Discarding unwanted messages

Often, there are some messages that you know you will never store in any log file. Even worse, these messages are sometimes very frequently emitted. There are various ways to get rid of those unwanted messages.

First of all, you need to identify them. Then look carfully and see what is special with these messages. A common case may be that they contain a specific text inside the message itself. If so, you can filter on that text and discard anything that matches. You need to be careful, though: if there are other messages matching this text, these other messages will also be discarded. So it is vital to make sure the text you use is actually unique.

In the sample below, let’s assume that you want to discard messages that contain either the text “user nagios” or “module-alsa-sink.c: ALSA woke us up to write new data to the device, but there was actually nothing to write”. The later is an actual sample from pulseaudio, which is known to spam syslog with an enourmous volume of these messages.

Config Statements

:msg, contains, "user nagios" ~
:msg, contains, "module-alsa-sink.c: ALSA woke us up to
write new data to the device, but there was actually
nothing to write" ~
# Log anything (except mail) of level info or higher.
# Don't log private authentication messages!
*.info;mail.none;authpriv.none;cron.none      /var/log/messages
# The authpriv file has restricted access.
authpriv.*                                    /var/log/secure
# Log all the mail messages in one place.
mail.*                                        /var/log/maillog
# Log cron stuff
cron.*                                        /var/log/cron
# Everybody gets emergency messages
*.emerg                                       *
# Save news errors of level crit and higher in a special file.
uucp,news.crit                                /var/log/spooler
# Save boot messages also to boot.log
local7.*                                      /var/log/boot.log

Note that these are just two lines. The second to forth line are just broken for printing purposes. These two must be on a single line in an actual rsyslog.conf.

How it works

Note that the statements are placed on top of rsyslog.conf. This makes them being executed before any other action statement. So each message received will be checked against the two string and be discarded, if a match is found.
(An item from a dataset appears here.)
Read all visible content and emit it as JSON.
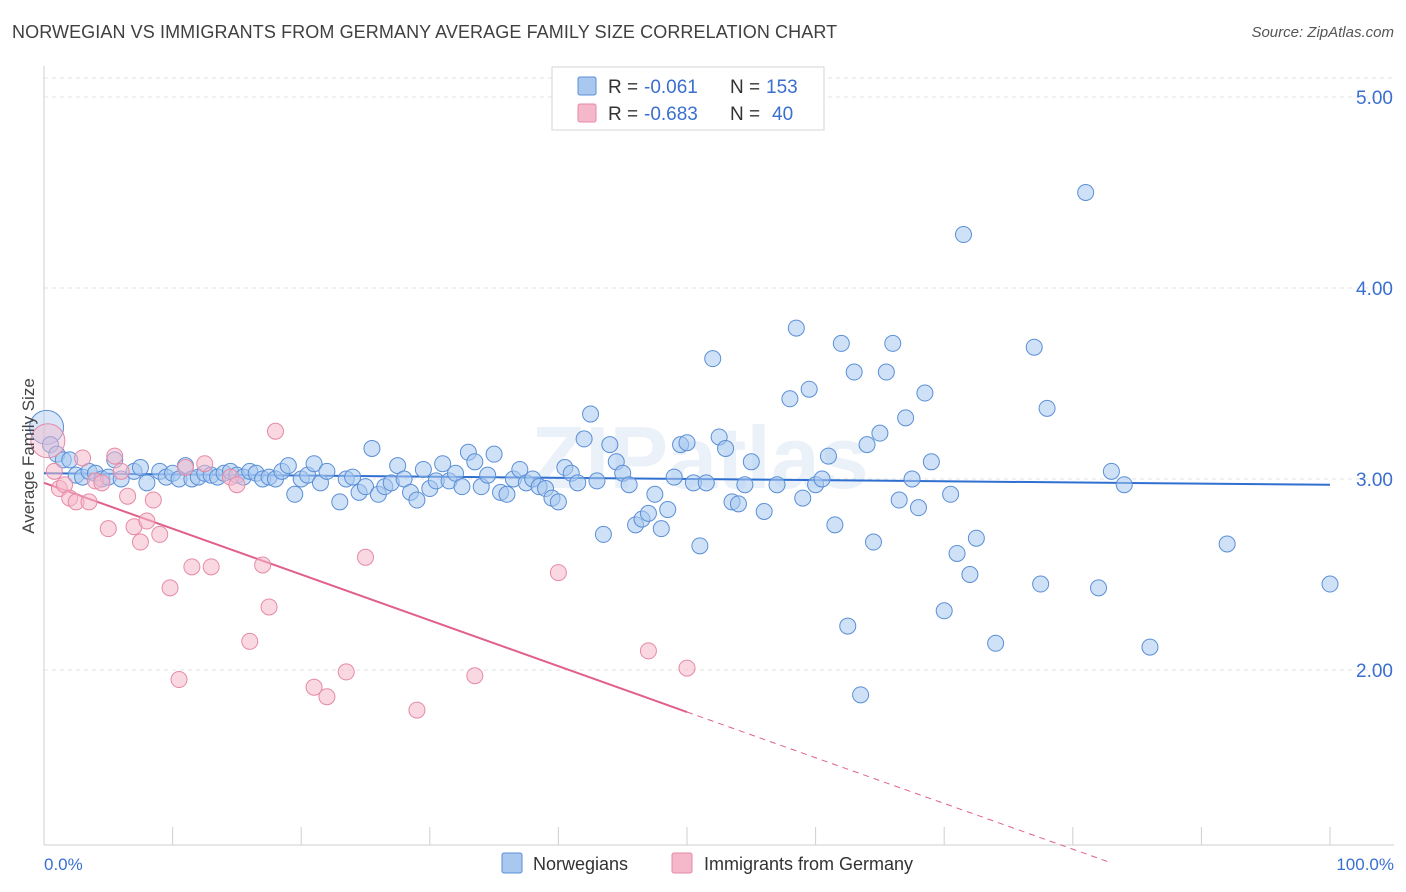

Note that you can move the discard action to another place inside rsyslog.conf if you would like to write the messages to some files, but not to others. For example, this configuration:

# Log anything (except mail) of level info or higher.
# Don't log private authentication messages!
*.info;mail.none;authpriv.none;cron.none      /var/log/messages
# do not log the following to other files

:msg, contains, "user nagios" ~

:msg, contains, "module-alsa-sink.c: ALSA woke us up to

write new data to the device, but there was actually

nothing to write" ~
# The authpriv file has restricted access.
authpriv.*                                    /var/log/secure
# Log all the mail messages in one place.
mail.*                                        /var/log/maillog

logs all messages to /var/log/messages, even those that then shall be discarded.